Par exemple, le partenariat entre le FRQ et le Centre National pour la Recherche Scientifique et Technologique (CNRST) du Maroc permet depuis 2021 de rassembler nos équipes respectives autour de projets de recherche portant sur de grands défis de société, tels que la santé humaine ou encore les adaptations aux changements climatiques et la gestion de l’eau.

(Courtoisie de l’auteur)
Les partenariats scientifiques ont cette capacité unique de résister aux aléas. Là où une collaboration peut s’interrompre à la première difficulté administrative, financière ou politique, un partenariat repose sur une intention de long terme, sur une infrastructure de confiance et de partage qui dépasse les projets individuels. Ces relations profondes entre institutions, entre équipes, entre individus, permettent de continuer à travailler même lorsque le contexte se durcit.
La science au-delà des contingences politiques
Un exemple emblématique de cette résilience des partenariats scientifiques peut être observé dans les relations entre chercheurs canadiens et américains.
Malgré des divergences politiques ponctuelles entre gouvernements, des liens profonds entre institutions de recherche ont permis de préserver, voire de renforcer, des coopérations critiques. Dans le contexte actuel trouble, nous avons pu observer que des quantités considérables de données en santé publique, en climatologie, en biodiversité ont été sauvées, partagées, et mises à disposition des communautés scientifiques, alors qu’elles auraient pu être perdues.
Il ne s’agissait pas d’un simple échange ponctuel, mais bien d’une action conjointe rendue possible par des années de travail en commun, de confiance mutuelle, et d’objectifs partagés. Ce sont ces partenariats durables qui permettront à la science de faire face aux crises actuelles et futures.

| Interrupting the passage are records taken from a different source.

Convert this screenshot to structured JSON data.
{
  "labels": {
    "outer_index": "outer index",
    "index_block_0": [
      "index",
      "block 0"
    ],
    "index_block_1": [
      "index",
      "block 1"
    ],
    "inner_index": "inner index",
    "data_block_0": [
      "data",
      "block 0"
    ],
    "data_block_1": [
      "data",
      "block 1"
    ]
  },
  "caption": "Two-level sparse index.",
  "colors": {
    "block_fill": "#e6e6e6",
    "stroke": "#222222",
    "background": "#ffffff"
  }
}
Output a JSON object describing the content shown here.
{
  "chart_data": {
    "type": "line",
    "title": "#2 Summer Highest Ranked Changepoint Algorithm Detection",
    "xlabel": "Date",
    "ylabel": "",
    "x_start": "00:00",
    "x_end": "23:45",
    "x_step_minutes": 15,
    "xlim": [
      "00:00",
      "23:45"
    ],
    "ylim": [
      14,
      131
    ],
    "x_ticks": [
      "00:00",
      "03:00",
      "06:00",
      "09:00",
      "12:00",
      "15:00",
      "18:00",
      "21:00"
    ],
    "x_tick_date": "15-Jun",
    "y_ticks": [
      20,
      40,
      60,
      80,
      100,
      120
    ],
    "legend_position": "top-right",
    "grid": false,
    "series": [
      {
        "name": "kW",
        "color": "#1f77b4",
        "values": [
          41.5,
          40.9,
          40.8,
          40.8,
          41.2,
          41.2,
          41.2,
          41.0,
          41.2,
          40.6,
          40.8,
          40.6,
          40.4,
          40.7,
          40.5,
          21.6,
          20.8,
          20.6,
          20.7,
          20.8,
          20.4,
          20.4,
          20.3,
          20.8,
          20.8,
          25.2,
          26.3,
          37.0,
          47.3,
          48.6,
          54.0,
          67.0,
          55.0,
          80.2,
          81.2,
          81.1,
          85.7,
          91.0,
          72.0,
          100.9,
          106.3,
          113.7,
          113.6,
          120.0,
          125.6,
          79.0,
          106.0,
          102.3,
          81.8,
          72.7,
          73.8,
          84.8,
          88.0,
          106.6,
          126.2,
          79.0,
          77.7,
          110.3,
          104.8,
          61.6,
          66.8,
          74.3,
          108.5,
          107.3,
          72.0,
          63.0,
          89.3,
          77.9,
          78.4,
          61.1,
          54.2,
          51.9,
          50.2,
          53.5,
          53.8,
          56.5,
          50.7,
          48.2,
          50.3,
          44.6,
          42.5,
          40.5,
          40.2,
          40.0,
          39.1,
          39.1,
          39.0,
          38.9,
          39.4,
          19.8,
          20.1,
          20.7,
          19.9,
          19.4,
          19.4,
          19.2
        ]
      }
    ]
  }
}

Le programme de scientifique en résidence dans les représentations du Québec à l’étranger, que j’ai initié en collaboration avec le ministère des Relations internationales et de la Francophonie du Québec, constitue un moyen pour bâtir et renforcer ce type de partenariat. En plus d’ouvrir les horizons de carrière de la relève en recherche, ces résidences les initient à la diplomatie scientifique en contribuant à la coopération et la mobilité internationales en recherche. Depuis 2017, treize délégations en Amérique du Nord, en Afrique, en Asie et en Europe ont accueilli des scientifiques en résidence.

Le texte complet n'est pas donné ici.